APRÈS AVOIR ENCHAÎNÉ LES SUCCÈS, LES BELGES D’ARSENAL REVIENNENT AVEC UN 5E ALBUM TOUJOURS AUSSI BIZARREMENT POP. AU MENU NOTAMMENT, MURAKAMI, GAVIN FRIDAY, UN MOYEN MÉTRAGE, ET DES RÉCITS DE FANTÔME. OU COMMENT LES HISTOIRES MUSICALES FINISSENT MAL (EN GÉNÉRAL)…

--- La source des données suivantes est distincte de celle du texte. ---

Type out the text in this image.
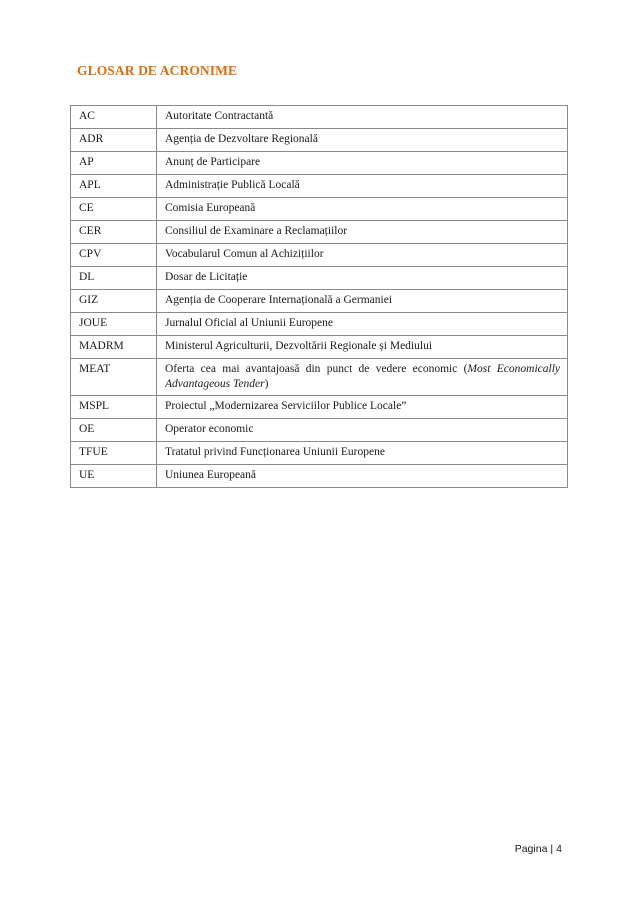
GLOSAR DE ACRONIME
AC	Autoritate Contractantă
ADR	Agenția de Dezvoltare Regională
AP	Anunț de Participare
APL	Administrație Publică Locală
CE	Comisia Europeană
CER	Consiliul de Examinare a Reclamațiilor
CPV	Vocabularul Comun al Achizițiilor
DL	Dosar de Licitație
GIZ	Agenția de Cooperare Internațională a Germaniei
JOUE	Jurnalul Oficial al Uniunii Europene
MADRM	Ministerul Agriculturii, Dezvoltării Regionale și Mediului
MEAT	Oferta cea mai avantajoasă din punct de vedere economic (Most Economically Advantageous Tender)
MSPL	Proiectul „Modernizarea Serviciilor Publice Locale”
OE	Operator economic
TFUE	Tratatul privind Funcționarea Uniunii Europene
UE	Uniunea Europeană
Pagina | 4
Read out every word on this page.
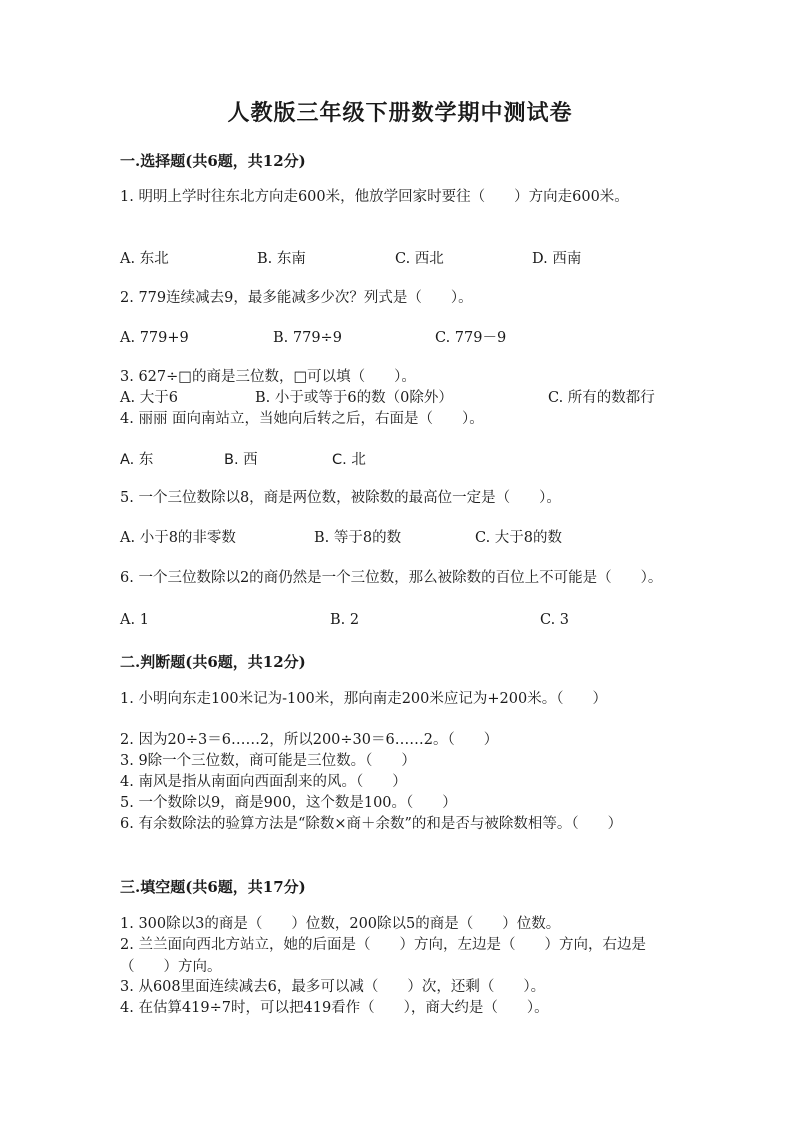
人教版三年级下册数学期中测试卷
一.选择题(共6题，共12分)
1. 明明上学时往东北方向走600米，他放学回家时要往（　　）方向走600米。
A. 东北	B. 东南	C. 西北	D. 西南
2. 779连续减去9，最多能减多少次？列式是（　　）。
A. 779+9	B. 779÷9	C. 779－9
3. 627÷□的商是三位数，□可以填（　　）。
A. 大于6	B. 小于或等于6的数（0除外）	C. 所有的数都行
4. 丽丽 面向南站立，当她向后转之后，右面是（　　）。
A. 东	B. 西	C. 北
5. 一个三位数除以8，商是两位数，被除数的最高位一定是（　　）。
A. 小于8的非零数	B. 等于8的数	C. 大于8的数
6. 一个三位数除以2的商仍然是一个三位数，那么被除数的百位上不可能是（　　）。
A. 1	B. 2	C. 3
二.判断题(共6题，共12分)
1. 小明向东走100米记为-100米，那向南走200米应记为+200米。（　　）
2. 因为20÷3＝6……2，所以200÷30＝6……2。（　　）
3. 9除一个三位数，商可能是三位数。（　　）
4. 南风是指从南面向西面刮来的风。（　　）
5. 一个数除以9，商是900，这个数是100。（　　）
6. 有余数除法的验算方法是“除数×商＋余数”的和是否与被除数相等。（　　）
三.填空题(共6题，共17分)
1. 300除以3的商是（　　）位数，200除以5的商是（　　）位数。
2. 兰兰面向西北方站立，她的后面是（　　）方向，左边是（　　）方向，右边是（　　）方向。
3. 从608里面连续减去6，最多可以减（　　）次，还剩（　　）。
4. 在估算419÷7时，可以把419看作（　　），商大约是（　　）。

La citation est de l’écrivain japonais Haruki Murakami: « Si tu as besoin qu’on t’explique pour que tu comprennes, ça veut dire qu’aucune explication ne pourra jamais te faire comprendre. » Hendrik Willemyns, moitié bavarde du binôme Arsenal: « Pas d’accord. Pour certaines choses, une explication peut être réellement utile. En art, en littérature, par exemple. Vous passez à côté de plein de choses si vous lisez Ulysses de James Joyce sans en connaître un minimum le contexte. » A vrai dire, c’est aussi un peu le cas avec Arsenal. Non pas que la musique du duo formé avec John Roan soit particulièrement compliquée ou absconse. C’est même plutôt le contraire. Pop, directe, mélancolique, ça d’accord. Mais alambiquée? Pas le moins du monde. Par contre, elle est toujours aussi difficile à cerner. Vite fait, cela donne: cinq albums (dont un d’or) d’électro-pop-dance pour laquelle Roan et Willemyns engagent des chanteurs en studio (minimum trois, quatre différents par disque -Mike Ladd, John Garcia de Kyuss, Gavin Friday, etc.), tandis que sur scène Roan monopolise le micro. Surtout, chaque nouvel album semble être le prétexte à une aventure parallèle à la musique. Creusez un peu, et derrière la maîtrise clinique apparente, ça déborde de partout.

Flash nippon

L’album précédent, Lokemo (2011), avait notamment été nourri par Paper Trails, la série de documentaires que Willemyns avait réalisés pour la télé. Six épisodes en tout, chacun d’entre eux se penchant sur un livre en particulier: Les Détectives sauvages de Roberto Bolaño, Tendre est la nuit de F.S. Fitzgerald… « Cette fois-ci, j’avais envie d’imaginer un concept centré sur la musique. Ce qui n’est pas simple. Il existe plein de documentaires qui parlent de la musique d’une manière ou d’une autre. Mais c’est toujours pour se pencher sur un groupe ou un chanteur en particulier, ou un genre, une époque… Jamais sur la musique en elle-même, et la puissance qu’elle peut avoir. » La solution? Laisser tomber le format documentaire et s’essayer à la fiction. « On a directement imaginé toute une série d’histoires. »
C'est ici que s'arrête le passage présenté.